Since Congress was not equipped to determine the num­erous complex questions which were raised in the multitudinous Spanish and Mexican land grants pending before it, the Court of Private Land Claims was created in 1891. On June 18, 1892 Felix Romero, for himself and on behalf of the other owners of the Francisca Antonia de Gijosa and the Baltazar Trujillo Grants, filed suit[8] against the United States for the confirmation of the consolidated claim. When the case came up for trial, Romero introduced a copy of the several documents contained in the Archives relating to the Francisca Antonia de Gijosa Grant together with a certified copy of an entry from the Book of the Cabildo pertaining to the Baltazar Trujillo Grant. The Book of the Cabildo was a register containing a brief description of all grants made prior to 1713, and was contained in the Archives turned over to the United States when it acquired New Mexico. The entry concerning the Baltazar Trujillo Grant stated that on September 13, 1713, Baltazar Trujillo presented title papers showing that he had been granted the lands which formerly had belonged to the widow of Archuleta by Governor Pedro Cubero on September 19, 1702 and that the Alcalde of Taos, Miguel Tenorio de Alva, had placed him in possession of the four fanegas tract of land covered thereby on September 26, 1702. The government’s attorney offered no special defenses against the confirmation of the claim and conceded that if Surveyor General Atkinson’s attention had been called to the entry in the book of the Cabildo he probably would not have recommended the rejection of the Baltazar Trujillo Grant. The Court, in its opinion[9] dated March 1, 1893, held that it was satisfied that the plaintiff had established a valid and complete claim to both grants, and, therefore, confirmed title thereto in the heirs and legal representatives of the two original grantees. Since the tract was diamond shaped, the Court, in order to avoid any confusion in the surveying of the grant, described its boundaries as follows:

Beginning at the head of the irrigation ditch … on the Rio del Pueblo; thence following the Rio del Pueblo to where it empties into the Rio Grande; thence following the Rio Grande to the mouth of the Arroyo Hondo; thence following the Arroyo Hondo to the point where the middle road which comes from Picuris crosses the Arroyo; then following said middle road to a point thereon nearest to the said head of said irrigation ditch; and thence in a straight line to the point of beginning.

 The grant, as thus confirmed, was surveyed by Deputy Surveyor Albert F. Easley between the 16th and 23rd of January, 1897 and depicted the grant as containing 15,794.47 acres.
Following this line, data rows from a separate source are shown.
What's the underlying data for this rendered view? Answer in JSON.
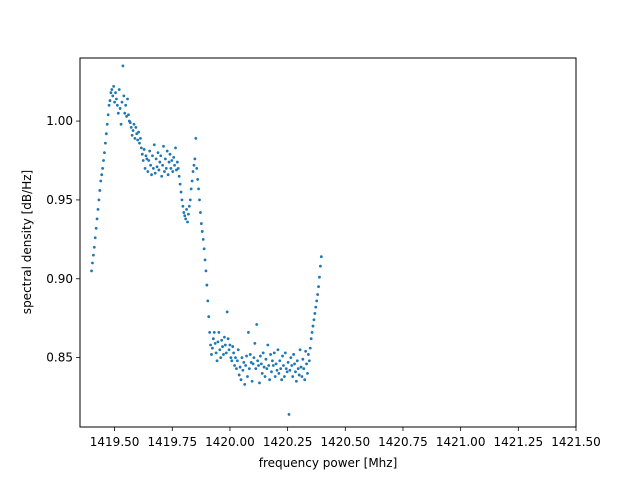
{
  "chart_data": {
    "type": "scatter",
    "xlabel": "frequency power [Mhz]",
    "ylabel": "spectral density [dB/Hz]",
    "xlim": [
      1419.35,
      1421.5
    ],
    "ylim": [
      0.806,
      1.04
    ],
    "xticks": [
      1419.5,
      1419.75,
      1420.0,
      1420.25,
      1420.5,
      1420.75,
      1421.0,
      1421.25,
      1421.5
    ],
    "xtick_labels": [
      "1419.50",
      "1419.75",
      "1420.00",
      "1420.25",
      "1420.50",
      "1420.75",
      "1421.00",
      "1421.25",
      "1421.50"
    ],
    "yticks": [
      0.85,
      0.9,
      0.95,
      1.0
    ],
    "ytick_labels": [
      "0.85",
      "0.90",
      "0.95",
      "1.00"
    ],
    "grid": false,
    "marker_color": "#1f77b4",
    "x_start": 1419.4,
    "x_step": 0.004,
    "y": [
      0.905,
      0.91,
      0.915,
      0.92,
      0.926,
      0.932,
      0.938,
      0.944,
      0.95,
      0.956,
      0.962,
      0.966,
      0.97,
      0.975,
      0.98,
      0.986,
      0.992,
      0.998,
      1.004,
      1.01,
      1.013,
      1.018,
      1.02,
      1.016,
      1.022,
      1.012,
      1.018,
      1.014,
      1.01,
      1.005,
      1.02,
      1.008,
      0.998,
      1.012,
      1.035,
      1.016,
      1.005,
      1.01,
      1.003,
      1.014,
      1.004,
      1.0,
      0.999,
      0.996,
      0.991,
      0.994,
      0.998,
      0.989,
      0.996,
      0.992,
      0.988,
      0.993,
      0.986,
      0.989,
      0.983,
      0.979,
      0.975,
      0.982,
      0.97,
      0.978,
      0.976,
      0.968,
      0.975,
      0.981,
      0.972,
      0.966,
      0.978,
      0.97,
      0.985,
      0.967,
      0.976,
      0.971,
      0.98,
      0.969,
      0.974,
      0.978,
      0.965,
      0.972,
      0.984,
      0.968,
      0.976,
      0.97,
      0.981,
      0.966,
      0.974,
      0.979,
      0.97,
      0.975,
      0.968,
      0.977,
      0.972,
      0.983,
      0.969,
      0.974,
      0.97,
      0.965,
      0.96,
      0.955,
      0.95,
      0.946,
      0.942,
      0.94,
      0.938,
      0.944,
      0.936,
      0.941,
      0.946,
      0.95,
      0.957,
      0.962,
      0.968,
      0.972,
      0.976,
      0.989,
      0.97,
      0.963,
      0.957,
      0.95,
      0.942,
      0.935,
      0.93,
      0.925,
      0.919,
      0.912,
      0.905,
      0.896,
      0.886,
      0.876,
      0.866,
      0.858,
      0.852,
      0.856,
      0.862,
      0.866,
      0.859,
      0.853,
      0.848,
      0.86,
      0.866,
      0.855,
      0.85,
      0.861,
      0.857,
      0.852,
      0.863,
      0.858,
      0.853,
      0.879,
      0.862,
      0.855,
      0.858,
      0.85,
      0.848,
      0.857,
      0.853,
      0.845,
      0.85,
      0.843,
      0.848,
      0.855,
      0.839,
      0.844,
      0.836,
      0.85,
      0.842,
      0.847,
      0.833,
      0.845,
      0.851,
      0.838,
      0.866,
      0.843,
      0.852,
      0.847,
      0.835,
      0.846,
      0.85,
      0.859,
      0.843,
      0.871,
      0.848,
      0.845,
      0.834,
      0.851,
      0.846,
      0.84,
      0.853,
      0.844,
      0.838,
      0.849,
      0.843,
      0.858,
      0.845,
      0.836,
      0.852,
      0.841,
      0.848,
      0.845,
      0.853,
      0.838,
      0.846,
      0.842,
      0.855,
      0.84,
      0.848,
      0.843,
      0.836,
      0.851,
      0.845,
      0.838,
      0.853,
      0.843,
      0.841,
      0.847,
      0.814,
      0.842,
      0.85,
      0.845,
      0.838,
      0.852,
      0.846,
      0.841,
      0.835,
      0.848,
      0.843,
      0.839,
      0.855,
      0.844,
      0.838,
      0.849,
      0.843,
      0.836,
      0.854,
      0.846,
      0.84,
      0.852,
      0.848,
      0.856,
      0.862,
      0.866,
      0.87,
      0.874,
      0.878,
      0.882,
      0.886,
      0.89,
      0.895,
      0.901,
      0.908,
      0.914
    ]
  }
}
The Taos Indians protested the approval of the survey on the grounds that it conflicted with the southwest corner of their grant by about fifty chains. The Surveyor General also called the court’s attention to the fact that the northwest boundary followed the southeastern boundary of the Antonio Martinez Grant instead of the Taos River as specified in its decree. The court amended[10] its decree on May 5, 1897 in order to exclude the area in conflict and ordered a resurvey of the grant in strict accordance with its decree as amended. Deputy Surveyor Jay Turley ran the new survey of the premises in September, 1901, and it showed that the grant contained 16,240.64 acres. A patent based on the Turley Survey was issued on October 26, 1908.[11]
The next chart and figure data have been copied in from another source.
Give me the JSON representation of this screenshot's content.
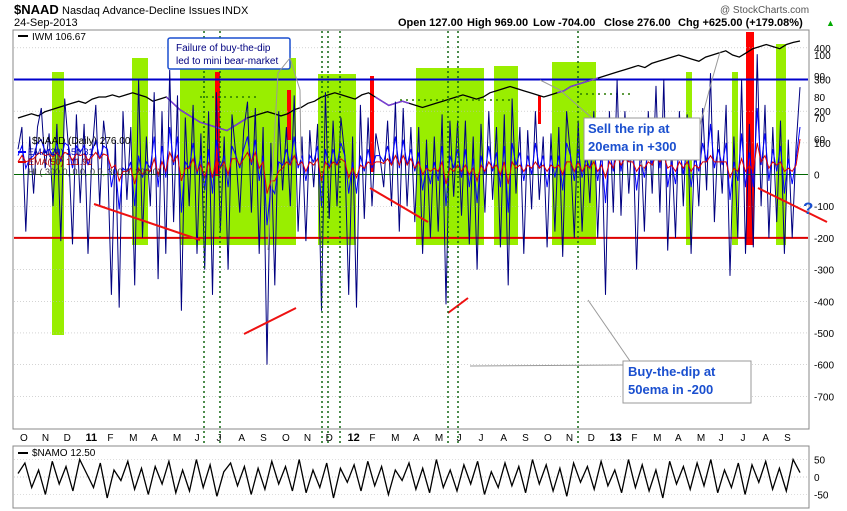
{
  "header": {
    "symbol": "$NAAD",
    "name": "Nasdaq Advance-Decline Issues",
    "exchange": "INDX",
    "date": "24-Sep-2013",
    "open": "Open 127.00",
    "high": "High 969.00",
    "low": "Low -704.00",
    "close": "Close 276.00",
    "change": "Chg +625.00 (+179.08%)",
    "brand": "@ StockCharts.com",
    "up_arrow": "▲"
  },
  "legend": {
    "iwm": "IWM 106.67",
    "naad": "$NAAD (Daily) 276.00",
    "ema20": "EMA(20) 150.31",
    "ema50": "EMA(50) 111.91",
    "hl": "HL( 300.0, 0.0, 0.0, 300.0, 300.0)",
    "namo": "$NAMO 12.50"
  },
  "annotations": {
    "failure": [
      "Failure of buy-the-dip",
      "led to mini bear-market"
    ],
    "sell": [
      "Sell the rip at",
      "20ema in +300"
    ],
    "buy": [
      "Buy-the-dip at",
      "50ema in -200"
    ],
    "question": "?"
  },
  "colors": {
    "green_zone": "#99ee00",
    "red_zone": "#ff0000",
    "naad_line": "#000080",
    "ema20": "#0000ff",
    "ema50": "#dd0000",
    "ref_300": "#0000cc",
    "ref_minus200": "#dd0000",
    "zero_line": "#006600",
    "iwm_line": "#000000",
    "iwm_purple": "#7a3fd6",
    "grid": "#bbbbbb",
    "annotation_box": "#1a4fcf"
  },
  "chart_data": [
    {
      "type": "line",
      "title": "$NAAD Nasdaq Advance-Decline Issues INDX",
      "ylim": [
        -800,
        450
      ],
      "y_ticks": [
        "400",
        "300",
        "200",
        "100",
        "0",
        "-100",
        "-200",
        "-300",
        "-400",
        "-500",
        "-600",
        "-700"
      ],
      "x_ticks": [
        "O",
        "N",
        "D",
        "11",
        "F",
        "M",
        "A",
        "M",
        "J",
        "J",
        "A",
        "S",
        "O",
        "N",
        "D",
        "12",
        "F",
        "M",
        "A",
        "M",
        "J",
        "J",
        "A",
        "S",
        "O",
        "N",
        "D",
        "13",
        "F",
        "M",
        "A",
        "M",
        "J",
        "J",
        "A",
        "S"
      ],
      "reference_lines": [
        300,
        0,
        -200
      ],
      "series": [
        {
          "name": "$NAAD (Daily)",
          "values": [
            80,
            150,
            -180,
            120,
            -60,
            150,
            210,
            20,
            130,
            -100,
            160,
            -210,
            240,
            80,
            -220,
            190,
            -90,
            160,
            -250,
            60,
            220,
            -100,
            170,
            60,
            -380,
            110,
            -420,
            200,
            -80,
            150,
            -350,
            300,
            -200,
            120,
            -100,
            260,
            -330,
            200,
            -250,
            330,
            -150,
            250,
            -430,
            180,
            -100,
            220,
            -250,
            130,
            -300,
            200,
            -380,
            260,
            -180,
            120,
            -300,
            190,
            60,
            -120,
            140,
            230,
            -120,
            210,
            -250,
            150,
            -600,
            100,
            -350,
            200,
            -50,
            150,
            -100,
            250,
            -180,
            120,
            -210,
            140,
            -40,
            160,
            -430,
            260,
            -140,
            170,
            -100,
            180,
            60,
            -380,
            120,
            -420,
            220,
            -140,
            180,
            -100,
            130,
            60,
            -40,
            170,
            -100,
            230,
            -180,
            210,
            -100,
            150,
            -150,
            150,
            -250,
            110,
            -200,
            120,
            -180,
            190,
            -410,
            170,
            -70,
            170,
            -130,
            170,
            -220,
            120,
            -300,
            160,
            -120,
            200,
            -80,
            150,
            -230,
            190,
            -350,
            240,
            -60,
            150,
            -250,
            140,
            -110,
            200,
            -80,
            120,
            -230,
            130,
            -180,
            150,
            -260,
            200,
            60,
            -200,
            170,
            -180,
            110,
            -90,
            200,
            -200,
            130,
            -380,
            200,
            -120,
            300,
            -130,
            200,
            -60,
            150,
            -300,
            120,
            -180,
            200,
            -60,
            280,
            -120,
            300,
            -240,
            90,
            -200,
            200,
            -100,
            190,
            -250,
            120,
            -100,
            210,
            -50,
            320,
            -150,
            140,
            -60,
            220,
            -320,
            120,
            -200,
            300,
            -250,
            160,
            -230,
            380,
            -100,
            220,
            -200,
            150,
            -150,
            170,
            -250,
            110,
            -200,
            90,
            276
          ]
        },
        {
          "name": "EMA(20)",
          "values": [
            60,
            90,
            20,
            50,
            60,
            100,
            110,
            70,
            80,
            60,
            100,
            40,
            100,
            90,
            20,
            90,
            70,
            90,
            30,
            70,
            110,
            50,
            90,
            80,
            -40,
            30,
            -110,
            20,
            10,
            40,
            -100,
            60,
            -10,
            40,
            20,
            120,
            -40,
            90,
            -10,
            150,
            30,
            120,
            -120,
            40,
            20,
            100,
            0,
            60,
            -50,
            80,
            -60,
            110,
            20,
            60,
            -40,
            90,
            60,
            20,
            80,
            120,
            30,
            110,
            -20,
            60,
            -160,
            -40,
            -60,
            40,
            30,
            80,
            30,
            120,
            20,
            60,
            -20,
            60,
            40,
            90,
            -100,
            80,
            20,
            80,
            30,
            100,
            60,
            -60,
            40,
            -60,
            60,
            10,
            80,
            20,
            60,
            60,
            40,
            90,
            30,
            120,
            20,
            110,
            30,
            80,
            10,
            70,
            -50,
            30,
            -30,
            40,
            -20,
            90,
            -100,
            60,
            20,
            80,
            -10,
            80,
            -40,
            50,
            -90,
            60,
            0,
            90,
            10,
            70,
            -40,
            90,
            -120,
            100,
            30,
            70,
            -20,
            60,
            0,
            100,
            20,
            60,
            -40,
            60,
            -10,
            60,
            -50,
            100,
            60,
            -20,
            80,
            -10,
            50,
            20,
            90,
            -20,
            60,
            -90,
            80,
            10,
            140,
            10,
            100,
            40,
            80,
            -50,
            50,
            -10,
            90,
            30,
            140,
            20,
            140,
            -40,
            40,
            -30,
            90,
            0,
            90,
            -40,
            50,
            10,
            100,
            40,
            160,
            20,
            80,
            30,
            100,
            -80,
            40,
            -20,
            130,
            -40,
            70,
            -40,
            210,
            30,
            130,
            -20,
            80,
            10,
            90,
            -60,
            50,
            -30,
            50,
            150
          ]
        },
        {
          "name": "EMA(50)",
          "values": [
            40,
            60,
            40,
            45,
            50,
            65,
            70,
            60,
            65,
            55,
            70,
            50,
            70,
            65,
            45,
            65,
            60,
            65,
            45,
            55,
            70,
            50,
            65,
            60,
            20,
            30,
            -20,
            10,
            10,
            20,
            -30,
            20,
            0,
            15,
            10,
            50,
            0,
            40,
            10,
            70,
            40,
            60,
            -20,
            20,
            20,
            50,
            10,
            30,
            -10,
            40,
            -10,
            50,
            20,
            40,
            0,
            50,
            50,
            30,
            50,
            70,
            40,
            70,
            20,
            40,
            -60,
            -20,
            -20,
            10,
            20,
            40,
            30,
            60,
            30,
            40,
            10,
            40,
            30,
            50,
            -20,
            40,
            20,
            40,
            30,
            50,
            40,
            -10,
            20,
            -10,
            30,
            20,
            40,
            30,
            40,
            40,
            35,
            50,
            30,
            60,
            30,
            60,
            30,
            50,
            20,
            40,
            0,
            20,
            10,
            20,
            10,
            40,
            -30,
            20,
            10,
            30,
            10,
            30,
            0,
            20,
            -20,
            30,
            10,
            40,
            20,
            30,
            0,
            40,
            -30,
            40,
            20,
            30,
            10,
            30,
            20,
            40,
            20,
            30,
            10,
            30,
            20,
            30,
            0,
            40,
            40,
            10,
            40,
            10,
            30,
            20,
            40,
            10,
            30,
            -10,
            40,
            20,
            60,
            30,
            50,
            40,
            40,
            10,
            30,
            20,
            40,
            30,
            60,
            40,
            60,
            20,
            30,
            10,
            40,
            20,
            40,
            10,
            30,
            20,
            40,
            40,
            60,
            40,
            40,
            40,
            40,
            -10,
            20,
            10,
            50,
            10,
            30,
            10,
            100,
            40,
            60,
            20,
            40,
            30,
            40,
            10,
            20,
            10,
            30,
            111.91
          ]
        },
        {
          "name": "IWM",
          "ylim": [
            50,
            110
          ],
          "values": [
            70,
            71,
            72,
            71,
            73,
            74,
            75,
            76,
            77,
            78,
            77,
            79,
            80,
            80,
            81,
            80,
            81,
            82,
            81,
            80,
            78,
            79,
            80,
            77,
            74,
            72,
            70,
            68,
            67,
            66,
            65,
            64,
            66,
            68,
            70,
            71,
            72,
            73,
            72,
            71,
            72,
            74,
            75,
            77,
            78,
            80,
            81,
            82,
            81,
            80,
            79,
            81,
            82,
            80,
            78,
            76,
            77,
            78,
            77,
            76,
            75,
            76,
            77,
            78,
            79,
            80,
            81,
            80,
            79,
            80,
            82,
            83,
            84,
            85,
            84,
            83,
            82,
            81,
            80,
            81,
            82,
            83,
            85,
            86,
            87,
            88,
            89,
            90,
            91,
            92,
            93,
            94,
            95,
            94,
            96,
            97,
            98,
            99,
            100,
            99,
            98,
            97,
            99,
            100,
            101,
            102,
            100,
            99,
            101,
            103,
            104,
            105,
            104,
            103,
            105,
            106,
            106.67
          ]
        },
        {
          "name": "$NAMO",
          "ylim": [
            -80,
            80
          ],
          "values": [
            10,
            40,
            -30,
            20,
            -50,
            45,
            -20,
            30,
            -40,
            50,
            10,
            -30,
            40,
            -60,
            20,
            -10,
            45,
            -35,
            25,
            -50,
            30,
            -20,
            45,
            -45,
            20,
            -40,
            50,
            -30,
            35,
            -55,
            15,
            40,
            -25,
            30,
            -50,
            25,
            -35,
            45,
            -20,
            30,
            -40,
            50,
            -45,
            20,
            -30,
            40,
            -60,
            25,
            -15,
            35,
            -40,
            45,
            -25,
            30,
            -50,
            20,
            -10,
            40,
            -35,
            25,
            -45,
            50,
            -30,
            20,
            -40,
            35,
            -20,
            45,
            -50,
            15,
            -30,
            40,
            -25,
            30,
            -45,
            50,
            -20,
            35,
            -40,
            25,
            -55,
            40,
            -15,
            30,
            -35,
            45,
            -25,
            20,
            -45,
            50,
            -30,
            35,
            -40,
            20,
            -60,
            45,
            -20,
            30,
            -35,
            40,
            -25,
            50,
            -45,
            20,
            -30,
            40,
            -50,
            35,
            -15,
            45,
            -35,
            25,
            -40,
            50,
            12.5
          ]
        }
      ]
    }
  ]
}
[1] Archive No, 309 (Mss., Records of the A.N.M.).

[2] Archive No. 945 (Mss., Records of the A.N.M.).

[3] Archive No, 951 (Mss., Records of the A.N.M.).

[4] Archive No. 750 (Mss., Records of the A.N.M.).
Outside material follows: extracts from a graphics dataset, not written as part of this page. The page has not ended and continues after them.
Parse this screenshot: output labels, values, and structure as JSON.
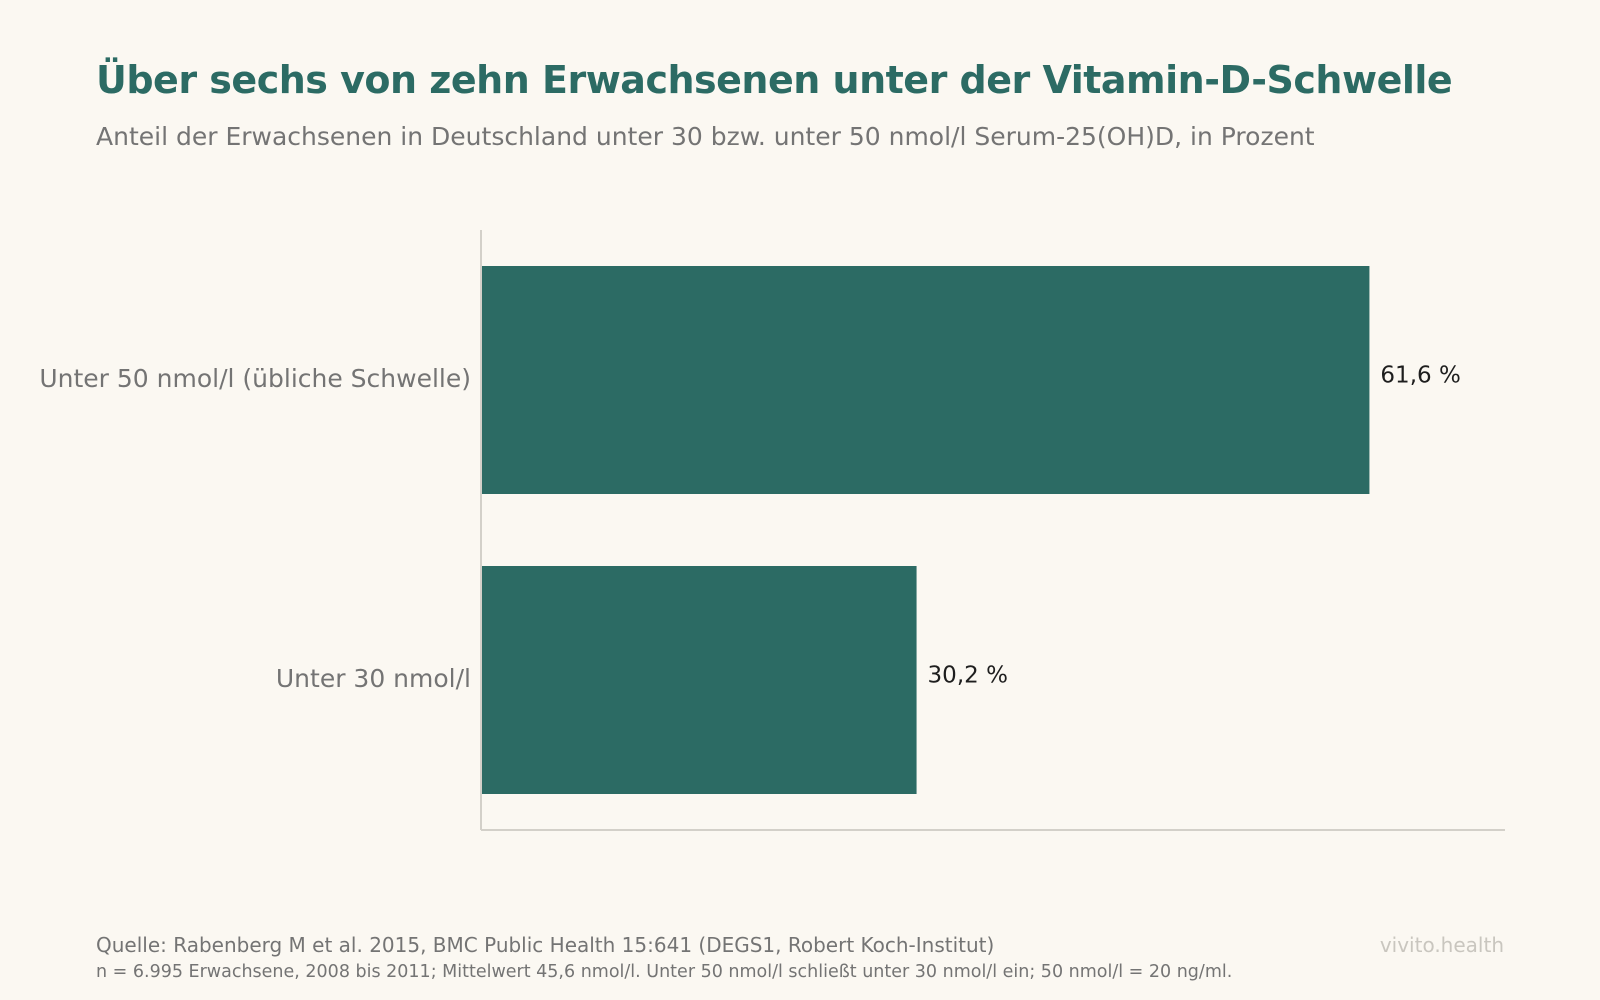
{
  "header": {
    "title": "Über sechs von zehn Erwachsenen unter der Vitamin-D-Schwelle",
    "subtitle": "Anteil der Erwachsenen in Deutschland unter 30 bzw. unter 50 nmol/l Serum-25(OH)D, in Prozent"
  },
  "footer": {
    "source": "Quelle: Rabenberg M et al. 2015, BMC Public Health 15:641 (DEGS1, Robert Koch-Institut)",
    "note": "n = 6.995 Erwachsene, 2008 bis 2011; Mittelwert 45,6 nmol/l. Unter 50 nmol/l schließt unter 30 nmol/l ein; 50 nmol/l = 20 ng/ml.",
    "brand": "vivito.health"
  },
  "colors": {
    "bar": "#2c6b64",
    "axis": "#d3d0c9",
    "background": "#fbf8f2"
  },
  "chart_data": {
    "type": "bar",
    "orientation": "horizontal",
    "categories": [
      "Unter 50 nmol/l (übliche Schwelle)",
      "Unter 30 nmol/l"
    ],
    "values": [
      61.6,
      30.2
    ],
    "value_labels": [
      "61,6 %",
      "30,2 %"
    ],
    "xlim": [
      0,
      71
    ],
    "grid": false,
    "legend": "none"
  }
}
[5] Archive No. 957 (Mss., Records of the A.N.M.).

[6] The Gijosa Grant, No. 109 (Mss., Records of the S.G.N.M.).

[7] Ibid.

[8] Romero v. United States, No, 16 (Mss., Records of the Ct. Pvt. L. Cl.).

[9] 1 Journal 129‑130 (Mss., Records of the Ct. Pvt. L. Cl.).

[10] 3 Journal 182 (Mss., Records of the Ct. Pvt. L. Cl.).

[11] The Gijosa Grant, No, 109 (Mss., Records of the S.G.N.M.).